Europejska Komisja Gospodarcza (UNECE) działająca pod egidą ONZ ogłosiła wiążące porozumienie w kwestii systemów utrzymywania pasa ruchu. Wejdzie ono w życie z początkiem stycznia 2021 roku. To pierwszy krok do wpuszczenia na drogi samochodów autonomicznych 3. poziomu, choć uczciwie trzeba powiedzieć, że na razie mamy do czynienia raczej z regresem niż postępem.

Nowe regulacje UNECE dotyczące systemów jazdy półautonomicznej

Zacznijmy od krótkiego wprowadzenia: 3. poziom jazdy autonomicznej („oczy poza drogą”) to ostatni etap przed samochodami bez kierowców. Auta obsługujące 3. poziom potrafią się same kierować, utrzymywać pas ruchu oraz podejmować decyzje dotyczące trasy do pokonania. Czyli na przykład skręcać lub zmieniać drogi.

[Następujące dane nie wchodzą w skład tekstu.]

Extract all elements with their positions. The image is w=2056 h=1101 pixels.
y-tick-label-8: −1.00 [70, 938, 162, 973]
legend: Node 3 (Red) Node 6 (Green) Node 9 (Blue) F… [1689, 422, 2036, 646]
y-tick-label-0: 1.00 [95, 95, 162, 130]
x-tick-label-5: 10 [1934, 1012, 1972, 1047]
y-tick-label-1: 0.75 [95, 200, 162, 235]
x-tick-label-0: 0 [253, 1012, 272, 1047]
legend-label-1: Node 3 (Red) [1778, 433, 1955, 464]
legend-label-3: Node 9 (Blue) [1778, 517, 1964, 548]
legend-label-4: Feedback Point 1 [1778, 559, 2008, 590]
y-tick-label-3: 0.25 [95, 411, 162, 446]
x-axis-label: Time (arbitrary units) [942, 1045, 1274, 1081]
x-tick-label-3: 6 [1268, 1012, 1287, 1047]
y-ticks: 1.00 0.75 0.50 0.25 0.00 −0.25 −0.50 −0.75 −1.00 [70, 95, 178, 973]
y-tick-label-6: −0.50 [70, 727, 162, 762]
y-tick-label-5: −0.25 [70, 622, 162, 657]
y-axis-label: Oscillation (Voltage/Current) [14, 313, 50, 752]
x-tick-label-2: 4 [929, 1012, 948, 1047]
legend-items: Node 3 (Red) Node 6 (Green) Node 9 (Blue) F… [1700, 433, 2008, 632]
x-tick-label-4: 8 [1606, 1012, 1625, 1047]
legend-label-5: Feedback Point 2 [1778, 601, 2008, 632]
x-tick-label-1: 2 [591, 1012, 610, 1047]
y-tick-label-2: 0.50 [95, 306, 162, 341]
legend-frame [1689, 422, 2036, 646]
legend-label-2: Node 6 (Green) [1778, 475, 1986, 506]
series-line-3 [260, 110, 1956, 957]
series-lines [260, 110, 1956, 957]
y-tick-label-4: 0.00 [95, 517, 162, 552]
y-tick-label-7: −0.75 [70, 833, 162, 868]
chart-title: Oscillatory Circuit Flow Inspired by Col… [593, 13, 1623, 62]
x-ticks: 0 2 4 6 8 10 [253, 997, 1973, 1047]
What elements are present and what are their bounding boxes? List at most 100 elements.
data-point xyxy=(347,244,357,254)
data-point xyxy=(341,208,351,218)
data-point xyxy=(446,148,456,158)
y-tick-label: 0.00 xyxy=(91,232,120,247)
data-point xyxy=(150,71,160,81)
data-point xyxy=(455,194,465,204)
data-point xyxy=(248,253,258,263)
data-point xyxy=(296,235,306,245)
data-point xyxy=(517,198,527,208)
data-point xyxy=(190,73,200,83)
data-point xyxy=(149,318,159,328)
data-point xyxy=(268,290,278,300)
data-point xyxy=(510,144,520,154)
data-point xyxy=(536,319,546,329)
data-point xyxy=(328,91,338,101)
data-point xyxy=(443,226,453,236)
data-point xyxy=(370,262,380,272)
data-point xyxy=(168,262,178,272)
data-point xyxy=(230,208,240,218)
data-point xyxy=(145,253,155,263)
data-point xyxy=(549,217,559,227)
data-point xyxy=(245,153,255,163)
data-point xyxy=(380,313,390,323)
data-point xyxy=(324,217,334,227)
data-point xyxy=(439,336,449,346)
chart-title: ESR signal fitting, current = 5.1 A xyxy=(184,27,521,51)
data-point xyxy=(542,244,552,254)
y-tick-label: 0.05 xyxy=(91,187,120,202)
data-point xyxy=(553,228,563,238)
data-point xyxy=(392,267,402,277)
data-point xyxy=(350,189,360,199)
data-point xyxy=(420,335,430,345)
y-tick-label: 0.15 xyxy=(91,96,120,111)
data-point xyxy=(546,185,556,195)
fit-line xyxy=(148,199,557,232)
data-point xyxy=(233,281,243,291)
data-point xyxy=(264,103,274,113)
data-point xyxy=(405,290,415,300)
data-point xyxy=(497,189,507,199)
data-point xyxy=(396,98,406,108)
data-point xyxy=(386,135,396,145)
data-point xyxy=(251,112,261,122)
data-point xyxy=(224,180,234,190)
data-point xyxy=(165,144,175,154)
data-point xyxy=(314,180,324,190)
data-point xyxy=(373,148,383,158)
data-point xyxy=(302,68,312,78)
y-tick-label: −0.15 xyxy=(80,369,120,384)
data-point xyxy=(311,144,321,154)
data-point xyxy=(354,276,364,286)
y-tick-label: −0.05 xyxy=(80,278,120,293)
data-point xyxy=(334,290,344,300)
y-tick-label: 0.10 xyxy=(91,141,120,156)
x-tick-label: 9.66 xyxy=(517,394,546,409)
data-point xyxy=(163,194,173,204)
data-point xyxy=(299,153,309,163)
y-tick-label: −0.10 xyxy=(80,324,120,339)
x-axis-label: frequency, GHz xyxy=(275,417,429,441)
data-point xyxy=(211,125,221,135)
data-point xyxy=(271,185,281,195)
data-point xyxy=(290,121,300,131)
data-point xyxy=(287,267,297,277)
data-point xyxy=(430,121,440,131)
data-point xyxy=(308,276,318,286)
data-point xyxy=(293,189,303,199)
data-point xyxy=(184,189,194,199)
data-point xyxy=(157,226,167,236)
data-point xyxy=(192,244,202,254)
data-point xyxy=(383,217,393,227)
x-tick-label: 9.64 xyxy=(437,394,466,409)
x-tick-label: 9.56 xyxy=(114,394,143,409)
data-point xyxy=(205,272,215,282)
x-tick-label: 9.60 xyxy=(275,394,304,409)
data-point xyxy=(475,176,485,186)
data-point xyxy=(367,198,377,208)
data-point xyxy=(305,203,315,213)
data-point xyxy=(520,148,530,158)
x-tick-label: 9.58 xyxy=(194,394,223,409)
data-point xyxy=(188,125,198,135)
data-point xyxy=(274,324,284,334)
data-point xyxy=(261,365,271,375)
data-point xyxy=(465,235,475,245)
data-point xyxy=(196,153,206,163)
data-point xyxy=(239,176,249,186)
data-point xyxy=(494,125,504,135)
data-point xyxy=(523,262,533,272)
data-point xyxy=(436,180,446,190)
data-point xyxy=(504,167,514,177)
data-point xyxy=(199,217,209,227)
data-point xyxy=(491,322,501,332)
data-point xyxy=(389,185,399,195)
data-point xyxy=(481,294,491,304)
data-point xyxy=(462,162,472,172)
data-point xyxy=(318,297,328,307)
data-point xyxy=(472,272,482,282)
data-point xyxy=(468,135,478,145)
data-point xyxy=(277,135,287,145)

Oczywiście człowiek musi siedzieć na swoim miejscu i być gotowy do przejęcia kontroli nad pojazdem. Jazda bez kierowcy pojawia się dopiero od 4. poziomu autonomii.

Autopilota Tesli często określa się mianem „systemu 2,5” lub „2,75”. Jednak poza Stanami Zjednoczonymi jego możliwości są mocno okrojone właśnie przez regulacje UNECE. Unia Europejska czy Kanada przyjmują je na podstawie obowiązujących traktatów z dobrodziejstwem inwentarza, nawet jeśli wywołuje to frustrację u użytkowników.

> Europa odpuści Tesli i Autopilotowi? [The Telegraph]

Właściciele Tesli ucieszą się czy zmartwią?

Nowe regulacje EKG (UNECE) definiują sposób przekazywania kontroli człowiekowi, zasady działań awaryjnych oraz ogólne warunki funkcjonowania systemów utrzymania pasa ruchu (AKLS). Wprowadzono pewne restrykcje: mechanizmy mogą być aktywne na drogach, po których nie mogą się poruszać piesi i rowerzyści, a jezdnie są fizycznie oddzielone.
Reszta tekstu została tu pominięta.